En effet, ces défauts ne sont peut-être pas : la légèreté de l’intrigue et du dilemme est raccord avec la frivolité des enjeux du récit, qui donne au film l’allure d’une chronique sur des choses qui n’ont pas d’importance. Pas d’enjeux politiques, sociaux, moraux, existentiels : le film assume le deuil des grands sujets, auxquelles les comédies romantiques essaient souvent de se raccrocher tant bien que mal.
Le personnage de Vincent, passif et indolent, l’illustre : le héros d’aujourd’hui subit les choses mais n’en souffre pas vraiment, il est spectateur d’une existence ni heureuse ni malheureuse, sans réaction de sa part. Il fait face, mais sans enthousiasme.
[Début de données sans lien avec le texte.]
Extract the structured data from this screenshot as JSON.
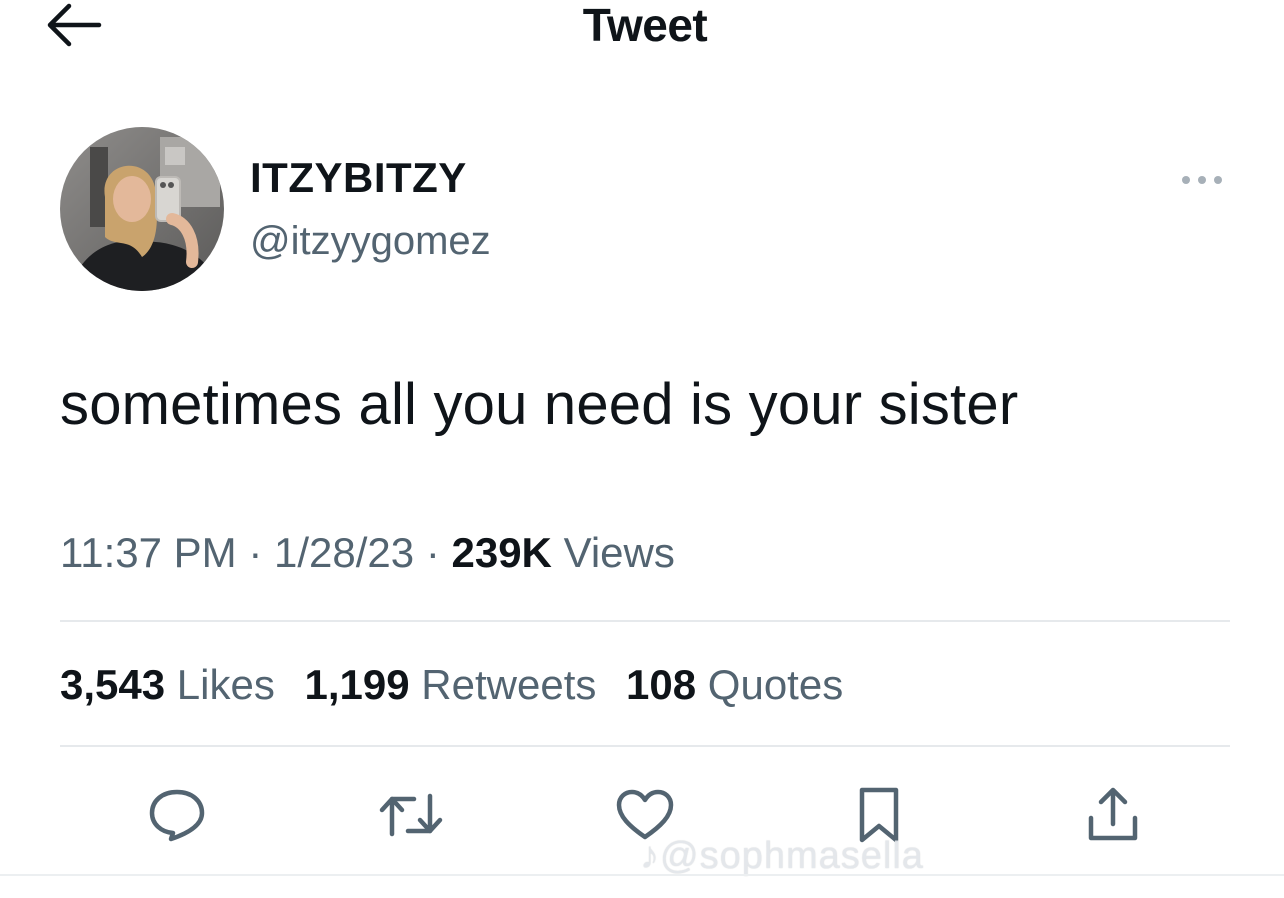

Le personnage joué par Jonathan Cohen est plus intéressant, plus juste sur quelque chose de notre époque, comme dans Serge le mytho : lui ne parvient pas très bien à faire face, et sa légèreté peine à cacher sa solitude et un certain désespoir.
En revanche, le film n’est pas très bon sur les deux personnages féminins, qui n’existent que dans leur relation à Vincent, et réduites à être des réservoirs de bonne humeur et de jovialité, comme si la complexité et la nuance étaient réservées aux personnages masculins. Pourtant, Néféli a quelque chose de tragique qui est juste suggéré : sa vie n’a aucun sens, et elle semble s’en rendre compte de temps en temps, avant de chasser cette prise de conscience.
Les scènes loufoques, étranges comme la dispute cartoonesque entre les Julie et Vincent, ou la scène où Vincent repasse, si inintéressante qu’elle étonne, sont de vrais bons moments. Ce ton fabuleux (au sens : de la fable) désamorce le sérieux et la gravité.
Et c’est peut-être ça, l’esprit du temps : ne pas savoir quoi faire du sérieux et du grave, et finalement l’oublier, tout en le montrant en sous-marin.